Machine Learning Lecture 03 Locally Weighted & Logistic Regression

2022/01/29 10:29 AM posted in  Stanford CS229   comments
Tags:  #Stanford CS229

  • Linear Regression (recap)
  • Locally weighted regression
  • Probabilitic interpretation
  • Logistic regression
  • Newton's method

Recap

  • \((x^{(i)},y^{(i)})\) ith example
  • \(x^{(i)} \in \mathbb{R}^{n+1}, y^{(i)} \in \mathbb{R}, x_0=1\)
  • m = #example, n = #features.
  • \(h_{0}(x)=\sum_{j=0}^{n} \theta_{j} x_{j}=\theta^{\top} x\)
  • \(J(\theta)=\frac{1}{2} \sum_{i=1}^{m}\left(h_{0}\left(x^{(i)}\right)-y^{(i)}\right)^{2}\)

Feature Selection


To fit the curve in graph. We need to select appropriate feature to fit.

Feature: # different x. x1, x2... xm.

Locally Weighted (Linear) Regression

Another problem different to address whether the data fit well or not by just a straight line.


It is slightly difficult to find a curve to fit the whole line.
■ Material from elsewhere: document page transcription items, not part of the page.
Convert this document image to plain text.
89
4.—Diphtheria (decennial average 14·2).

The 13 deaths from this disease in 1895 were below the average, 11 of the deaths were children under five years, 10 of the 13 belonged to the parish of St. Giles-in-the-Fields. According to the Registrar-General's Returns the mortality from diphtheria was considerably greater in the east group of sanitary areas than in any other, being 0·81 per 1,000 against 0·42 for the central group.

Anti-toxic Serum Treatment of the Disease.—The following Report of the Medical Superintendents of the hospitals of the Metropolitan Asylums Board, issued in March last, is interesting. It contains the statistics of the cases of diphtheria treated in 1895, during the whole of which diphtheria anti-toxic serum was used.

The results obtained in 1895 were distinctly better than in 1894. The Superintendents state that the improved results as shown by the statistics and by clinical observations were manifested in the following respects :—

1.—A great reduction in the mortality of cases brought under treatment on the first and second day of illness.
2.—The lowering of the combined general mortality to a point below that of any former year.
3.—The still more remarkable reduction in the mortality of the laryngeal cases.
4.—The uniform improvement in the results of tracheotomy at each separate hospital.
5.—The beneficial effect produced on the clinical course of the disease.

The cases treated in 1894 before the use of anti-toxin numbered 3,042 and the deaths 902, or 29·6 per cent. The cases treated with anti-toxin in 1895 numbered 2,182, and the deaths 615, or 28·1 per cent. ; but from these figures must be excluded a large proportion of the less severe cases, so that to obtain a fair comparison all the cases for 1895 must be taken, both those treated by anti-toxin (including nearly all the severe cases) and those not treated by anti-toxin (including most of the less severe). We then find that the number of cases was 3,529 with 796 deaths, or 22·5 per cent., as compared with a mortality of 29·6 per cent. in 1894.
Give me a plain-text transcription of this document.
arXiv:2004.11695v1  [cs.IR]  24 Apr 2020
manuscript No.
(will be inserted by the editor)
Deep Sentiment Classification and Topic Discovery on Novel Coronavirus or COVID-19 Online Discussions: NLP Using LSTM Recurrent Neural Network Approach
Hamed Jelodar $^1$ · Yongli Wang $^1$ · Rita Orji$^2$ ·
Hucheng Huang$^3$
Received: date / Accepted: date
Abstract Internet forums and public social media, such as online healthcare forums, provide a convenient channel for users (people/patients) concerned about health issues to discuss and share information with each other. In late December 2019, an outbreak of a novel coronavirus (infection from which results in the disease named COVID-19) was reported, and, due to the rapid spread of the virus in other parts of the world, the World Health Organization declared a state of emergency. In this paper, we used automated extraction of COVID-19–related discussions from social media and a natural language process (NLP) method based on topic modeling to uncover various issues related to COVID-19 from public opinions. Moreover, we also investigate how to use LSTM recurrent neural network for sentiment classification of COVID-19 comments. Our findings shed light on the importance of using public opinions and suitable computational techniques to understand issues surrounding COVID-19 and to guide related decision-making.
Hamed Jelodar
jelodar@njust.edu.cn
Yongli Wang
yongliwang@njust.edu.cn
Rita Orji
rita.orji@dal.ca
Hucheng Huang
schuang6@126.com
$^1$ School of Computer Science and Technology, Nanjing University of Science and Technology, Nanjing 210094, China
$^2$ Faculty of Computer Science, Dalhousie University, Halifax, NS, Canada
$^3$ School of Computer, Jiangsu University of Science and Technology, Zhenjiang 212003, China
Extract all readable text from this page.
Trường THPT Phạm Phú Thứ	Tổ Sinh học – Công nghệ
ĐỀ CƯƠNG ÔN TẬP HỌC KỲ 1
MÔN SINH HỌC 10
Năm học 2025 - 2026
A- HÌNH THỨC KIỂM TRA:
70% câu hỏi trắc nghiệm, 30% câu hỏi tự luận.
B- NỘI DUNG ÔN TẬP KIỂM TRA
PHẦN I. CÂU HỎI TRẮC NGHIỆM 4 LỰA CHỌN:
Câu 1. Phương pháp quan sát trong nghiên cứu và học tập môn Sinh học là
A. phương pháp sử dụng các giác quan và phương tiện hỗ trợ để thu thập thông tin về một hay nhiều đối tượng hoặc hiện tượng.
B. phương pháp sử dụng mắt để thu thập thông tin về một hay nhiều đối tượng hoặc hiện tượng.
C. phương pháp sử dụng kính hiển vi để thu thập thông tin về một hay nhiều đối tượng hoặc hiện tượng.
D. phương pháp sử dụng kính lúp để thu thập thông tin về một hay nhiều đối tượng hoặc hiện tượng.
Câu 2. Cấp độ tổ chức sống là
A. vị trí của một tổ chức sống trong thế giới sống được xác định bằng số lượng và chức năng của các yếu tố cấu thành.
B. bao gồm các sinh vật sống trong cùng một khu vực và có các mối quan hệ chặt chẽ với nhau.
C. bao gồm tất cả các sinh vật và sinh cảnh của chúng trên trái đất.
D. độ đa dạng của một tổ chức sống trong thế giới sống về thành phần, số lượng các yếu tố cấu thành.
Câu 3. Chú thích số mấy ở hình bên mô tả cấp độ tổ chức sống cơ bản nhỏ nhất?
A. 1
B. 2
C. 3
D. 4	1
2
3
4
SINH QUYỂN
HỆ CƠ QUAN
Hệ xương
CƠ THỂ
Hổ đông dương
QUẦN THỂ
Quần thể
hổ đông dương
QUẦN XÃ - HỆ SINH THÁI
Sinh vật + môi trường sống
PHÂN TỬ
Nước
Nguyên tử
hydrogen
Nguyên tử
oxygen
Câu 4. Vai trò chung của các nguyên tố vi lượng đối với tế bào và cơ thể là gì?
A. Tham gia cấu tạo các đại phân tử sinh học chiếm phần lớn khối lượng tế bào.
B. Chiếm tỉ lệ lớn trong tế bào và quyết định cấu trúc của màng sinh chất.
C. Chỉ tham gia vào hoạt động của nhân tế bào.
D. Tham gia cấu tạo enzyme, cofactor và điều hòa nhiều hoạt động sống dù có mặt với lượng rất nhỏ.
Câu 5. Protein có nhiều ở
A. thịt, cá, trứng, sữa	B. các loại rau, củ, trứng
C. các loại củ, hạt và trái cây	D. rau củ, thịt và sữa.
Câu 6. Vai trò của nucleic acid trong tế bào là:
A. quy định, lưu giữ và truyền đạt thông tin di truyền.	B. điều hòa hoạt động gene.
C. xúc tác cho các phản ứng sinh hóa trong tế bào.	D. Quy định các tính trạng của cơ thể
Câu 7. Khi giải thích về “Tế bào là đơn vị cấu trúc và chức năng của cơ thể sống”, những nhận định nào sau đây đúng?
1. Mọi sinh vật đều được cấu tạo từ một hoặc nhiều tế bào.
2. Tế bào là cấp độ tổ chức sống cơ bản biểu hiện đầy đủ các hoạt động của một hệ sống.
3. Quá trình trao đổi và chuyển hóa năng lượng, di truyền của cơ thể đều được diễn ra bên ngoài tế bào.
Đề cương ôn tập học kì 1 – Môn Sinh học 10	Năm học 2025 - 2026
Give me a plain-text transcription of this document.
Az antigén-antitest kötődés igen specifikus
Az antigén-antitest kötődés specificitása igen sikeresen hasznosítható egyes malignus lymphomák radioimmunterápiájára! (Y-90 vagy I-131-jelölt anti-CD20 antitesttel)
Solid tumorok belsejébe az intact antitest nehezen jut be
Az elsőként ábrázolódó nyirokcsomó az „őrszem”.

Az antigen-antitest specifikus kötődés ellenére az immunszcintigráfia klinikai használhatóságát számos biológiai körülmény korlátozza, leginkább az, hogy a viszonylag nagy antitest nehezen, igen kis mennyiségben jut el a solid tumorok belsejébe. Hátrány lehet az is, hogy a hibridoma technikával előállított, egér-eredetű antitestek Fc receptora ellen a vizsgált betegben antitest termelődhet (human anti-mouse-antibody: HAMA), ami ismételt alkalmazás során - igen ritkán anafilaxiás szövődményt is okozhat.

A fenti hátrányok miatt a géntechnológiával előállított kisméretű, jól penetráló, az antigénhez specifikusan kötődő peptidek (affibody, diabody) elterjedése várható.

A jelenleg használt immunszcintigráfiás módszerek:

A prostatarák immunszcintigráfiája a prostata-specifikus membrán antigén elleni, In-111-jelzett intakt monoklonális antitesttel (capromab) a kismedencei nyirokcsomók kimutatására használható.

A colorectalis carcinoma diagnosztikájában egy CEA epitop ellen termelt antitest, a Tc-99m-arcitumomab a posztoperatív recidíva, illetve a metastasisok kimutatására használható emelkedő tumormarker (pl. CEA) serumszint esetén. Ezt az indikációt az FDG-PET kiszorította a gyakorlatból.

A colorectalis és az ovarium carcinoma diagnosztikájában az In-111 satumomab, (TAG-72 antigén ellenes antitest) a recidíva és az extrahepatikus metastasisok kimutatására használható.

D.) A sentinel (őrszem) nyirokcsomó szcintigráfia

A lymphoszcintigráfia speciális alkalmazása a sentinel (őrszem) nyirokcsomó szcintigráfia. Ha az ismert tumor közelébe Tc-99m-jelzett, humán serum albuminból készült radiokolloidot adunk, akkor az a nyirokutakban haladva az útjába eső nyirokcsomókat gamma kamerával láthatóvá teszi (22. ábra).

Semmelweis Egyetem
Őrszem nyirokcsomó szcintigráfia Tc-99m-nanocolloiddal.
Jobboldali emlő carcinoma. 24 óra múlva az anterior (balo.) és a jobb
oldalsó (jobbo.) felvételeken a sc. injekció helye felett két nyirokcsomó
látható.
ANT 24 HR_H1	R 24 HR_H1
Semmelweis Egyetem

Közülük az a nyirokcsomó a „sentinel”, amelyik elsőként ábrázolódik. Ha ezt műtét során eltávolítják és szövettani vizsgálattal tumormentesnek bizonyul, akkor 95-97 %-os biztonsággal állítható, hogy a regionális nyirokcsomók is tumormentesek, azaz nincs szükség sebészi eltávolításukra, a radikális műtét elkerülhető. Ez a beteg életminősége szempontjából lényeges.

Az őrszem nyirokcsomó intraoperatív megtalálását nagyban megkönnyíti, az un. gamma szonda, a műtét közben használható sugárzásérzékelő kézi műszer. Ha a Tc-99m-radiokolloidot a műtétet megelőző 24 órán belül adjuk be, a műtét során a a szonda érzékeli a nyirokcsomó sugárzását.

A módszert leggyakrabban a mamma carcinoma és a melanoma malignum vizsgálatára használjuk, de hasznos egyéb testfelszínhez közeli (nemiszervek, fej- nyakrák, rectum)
  • Paramatric Learning Algorithms
    • Fit fixed set of parameters(\(\theta_i\)) to data.
  • Non-parametric Learning Algorithms
    • Amount of data you need to keep grows with size of data.


To make a prediction of a certain value of x.

  • What we do in LR: fit \(\theta\) to minimize cost function \(\frac{1}{2} \sum_{i}\left(y^{(i)} \cdot \theta^{T} x^{(i)}\right)^{2}\). Then return \(\theta^T x\)

  • In locally weighted regression: fit \(\theta\) to minimize \(\sum_{i=1}^{M} \omega^{(i)}\left(y^{(i)}-\theta_{x}^{\top(i)}\right)^{2}\). Where \(w^{(i)}\) is a weight function.

  • If \(|x^{(i)}-x|\) is small. \(w^{(i)}\approx1\). x is the location where we want to make a prediction, \(x^{(i)}\) is the input x for your ith training example.
    w's value is between 0 and 1. Tells you how much you should pay attention to the \((x^{(i)},y^{(i)})\)

  • If \(|x^{(i)}-x|\) is large. \(w^{(i)}\approx0\).

When \(x^{(i)}\) is too far away from x, \(w^{(i)}\) will set the whole term to 0.

Just like in the green line, the effect of red line will be eliminated to the least.

Lets see a smaller training set.

The shape of \(w^{(i)}\) looks like green line. (shape of Gaussian)

One last thing: How to choose the wigth of Gaussian density?

  • Now we introfuce the bandwidth parameter \(\tau\)
  • \(w^{(i)}=\exp \left(-\frac{\left(x^{(i)}-x\right)^{2}}{2 \tau^{2}}\right)\)
  • We will play with \(\tau\) to fit with data set.

We tend to use locally weighted regression when we have a relatively low dimensional dataset. When the number of features is not too big.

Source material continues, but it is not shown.